The pilots on board Ethiopian Airlines flight 302 battled the plane’s automated trim system for nearly the entire duration of the 6-minute flight, according to a preliminary report obtained by CNN Thursday.
The pilots, unable to stabilize the 737 Max 8 plane even after following the emergency procedures recommended by Boeing, tried together the pull the airplane’s nose up repeatedly during the last moments of the flight, the preliminary report revealed.

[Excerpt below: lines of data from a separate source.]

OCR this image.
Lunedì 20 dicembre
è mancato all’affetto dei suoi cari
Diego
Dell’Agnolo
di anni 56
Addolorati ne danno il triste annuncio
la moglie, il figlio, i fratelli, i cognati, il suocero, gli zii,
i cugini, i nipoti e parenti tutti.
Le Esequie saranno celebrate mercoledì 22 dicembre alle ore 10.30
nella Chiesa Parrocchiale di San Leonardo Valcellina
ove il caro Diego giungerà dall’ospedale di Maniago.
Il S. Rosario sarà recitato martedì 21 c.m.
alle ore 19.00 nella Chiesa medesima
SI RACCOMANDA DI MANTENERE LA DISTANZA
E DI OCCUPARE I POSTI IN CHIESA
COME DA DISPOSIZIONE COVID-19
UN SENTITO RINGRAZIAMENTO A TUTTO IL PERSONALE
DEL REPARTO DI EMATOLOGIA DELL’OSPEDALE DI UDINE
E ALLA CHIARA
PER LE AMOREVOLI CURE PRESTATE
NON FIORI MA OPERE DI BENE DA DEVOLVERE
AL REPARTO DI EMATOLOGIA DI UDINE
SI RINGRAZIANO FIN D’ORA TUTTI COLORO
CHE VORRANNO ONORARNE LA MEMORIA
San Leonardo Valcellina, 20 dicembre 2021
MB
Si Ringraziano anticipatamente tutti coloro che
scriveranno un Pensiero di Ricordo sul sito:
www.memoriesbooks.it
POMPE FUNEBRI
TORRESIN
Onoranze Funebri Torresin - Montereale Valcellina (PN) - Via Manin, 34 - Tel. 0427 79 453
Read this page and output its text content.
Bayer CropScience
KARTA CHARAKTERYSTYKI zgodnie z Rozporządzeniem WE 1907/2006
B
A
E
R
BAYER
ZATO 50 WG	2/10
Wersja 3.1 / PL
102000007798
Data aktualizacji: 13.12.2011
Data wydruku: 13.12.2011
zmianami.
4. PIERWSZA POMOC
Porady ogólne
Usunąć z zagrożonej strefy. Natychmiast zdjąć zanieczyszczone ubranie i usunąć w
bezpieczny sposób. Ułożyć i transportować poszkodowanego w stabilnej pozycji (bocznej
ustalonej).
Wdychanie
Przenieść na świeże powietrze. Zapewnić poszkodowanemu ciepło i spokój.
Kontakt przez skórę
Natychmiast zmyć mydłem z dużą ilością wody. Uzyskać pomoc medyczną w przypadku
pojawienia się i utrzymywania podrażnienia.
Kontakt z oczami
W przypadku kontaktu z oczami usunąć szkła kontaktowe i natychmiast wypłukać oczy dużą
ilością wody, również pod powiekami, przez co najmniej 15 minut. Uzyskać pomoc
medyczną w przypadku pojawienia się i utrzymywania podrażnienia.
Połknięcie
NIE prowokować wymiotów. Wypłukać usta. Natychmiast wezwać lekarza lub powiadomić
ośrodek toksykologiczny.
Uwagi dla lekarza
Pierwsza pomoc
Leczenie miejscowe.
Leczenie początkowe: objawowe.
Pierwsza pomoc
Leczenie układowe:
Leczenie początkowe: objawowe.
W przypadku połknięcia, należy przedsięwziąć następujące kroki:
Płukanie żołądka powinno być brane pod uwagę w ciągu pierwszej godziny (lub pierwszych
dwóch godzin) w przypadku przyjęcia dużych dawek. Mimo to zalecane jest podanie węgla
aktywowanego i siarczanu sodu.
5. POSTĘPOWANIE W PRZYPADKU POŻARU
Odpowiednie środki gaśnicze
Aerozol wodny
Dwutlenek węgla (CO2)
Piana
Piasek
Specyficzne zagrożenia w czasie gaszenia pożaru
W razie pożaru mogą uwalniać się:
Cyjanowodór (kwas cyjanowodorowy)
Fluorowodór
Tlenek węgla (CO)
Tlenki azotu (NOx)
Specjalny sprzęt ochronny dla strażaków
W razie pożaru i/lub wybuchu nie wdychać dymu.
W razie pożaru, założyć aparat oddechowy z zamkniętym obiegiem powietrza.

But the downward force of the aircraft was too great for the flight crew to overcome.
The pilot called out “pull up” three times to tell the second-in-command to raise the nose, and both pilots tried to pull the nose up together to keep the plane flying, but they were unable to regain control.
The problems on board the Ethiopian Airlines flight mirror those encountered on the doomed Lion Air flight 610 — from which operated the same 737 Max 8 and crashed in November — in what could be a major blow to Boeing as it struggles to get the aircraft back in service.
The timeline of the flight, detailed in the preliminary report, reveals that the pilots’ struggle to control the plane began moments after it left the ground.
Seventy seconds after takeoff from Addis Ababa’s Bole International Airport on March 10, one of the angle of attack sensors on board the aircraft began providing faulty information to the aircraft’s systems, indicating an imminent stall to the flight crew.
The stick shaker on the pilot’s yoke — another system intended to warn a pilot of an imminent stall — began shaking the yoke. Incorrectly sensing a stall, the aircraft’s system tried to force the nose down four separate times during the flight, in the end overpowering the flight crew’s ability to keep the airplane climbing.
Recognizing a problem with the automatic trim, the pilots followed emergency procedures and turned off the system. Instead, the pilots tried to use the backup manual trim wheel to adjust the trim, but the airplane was traveling too fast and the manual trim wheel would have been physically impossible to operate.
Less than two minutes later, Ethiopian Airlines 302 crashed, killing 157 passengers and flight crews.